Our experience of who we are is unavoidably mediated through the physical presence of our bodies, and not to recognize this is to perpetuate the disassociation of the mind from the body, which has been so prevalent in Western culture. In upholding the transgendered body as quintessential, theorists such as Butler perpetuate the denial of gender specificity for which many male theorists of the body have been criticized. Despite the fact that the bodies in the postmodern world of fashion are presented as genderless mannequins, the "sex" of the wearer does still matter and impacts on the way in which clothes are experienced, both by the wearer and by those around them. Thus, for example, as Entwistle points out, while the male business suit serves to "desexualize" the wearer by rendering the body underneath largely "invisible," a similar outfit worn by women produces a different effect. Though the intention here is also to neutralize the sexuality of the wearer, it is still seen as being more erotic than when worn by a man. This is because the bodies of women continue to be seen as more sexual than those of men. There is still a deeply ingrained cultural assumption that men are more capable than women of transcending their bodies to attain a "higher" plane of existence. In its failure to acknowledge the significance of the body as a corporeal entity, the transgendered subject of postmodernity can be seen to be symptomatic of the heightened sense of alienation from the body that we experience today, despite our constant preoccupation with it.
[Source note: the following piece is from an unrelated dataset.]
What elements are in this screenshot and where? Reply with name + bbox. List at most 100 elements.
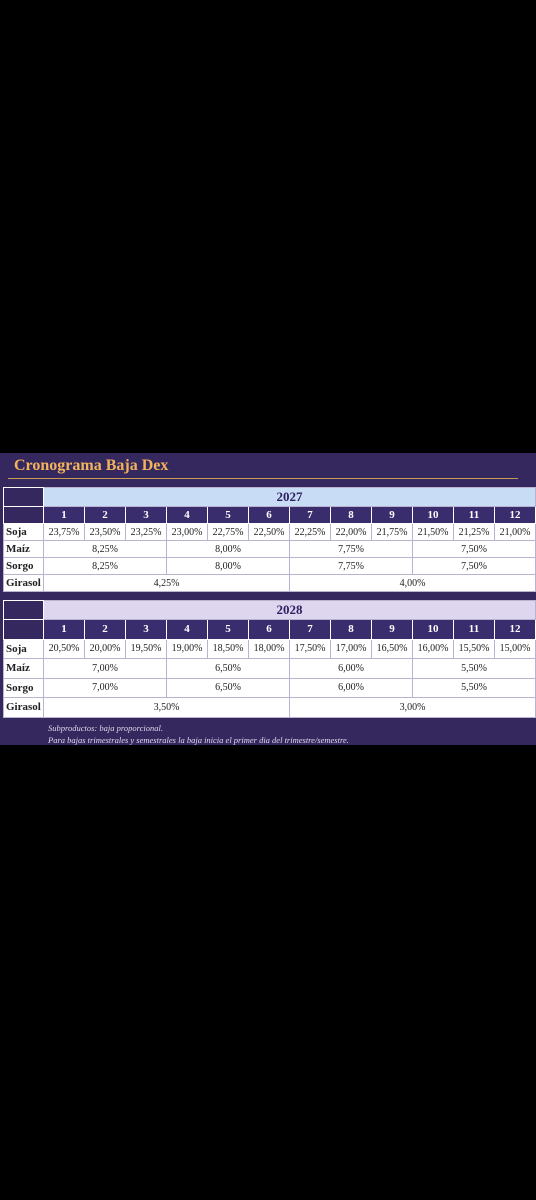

As Arthur and Marilouise Kroker argue, with the growing ubiquity of the virtual world of cyberspace and new biotechnologies that provide prosthetic substitutes for body parts and functions, we increasingly experience ourselves as disembodied subjects. They suggest that our contemporary preoccupation with the body can be seen as a "panic reaction" to our increasing sense of its obsolescence. The proliferation of images of the body in consumer culture masks the disappearance of the "natural" body and its replacement by technological devices. While they write in somewhat hyperbolic terms of the absorption of the body in a simulacra of signs that substitute for the "real," nevertheless, their description is apt for the way the body has been presented by postmodern theorists of fashion as a semiotic playground with seemingly no material limits.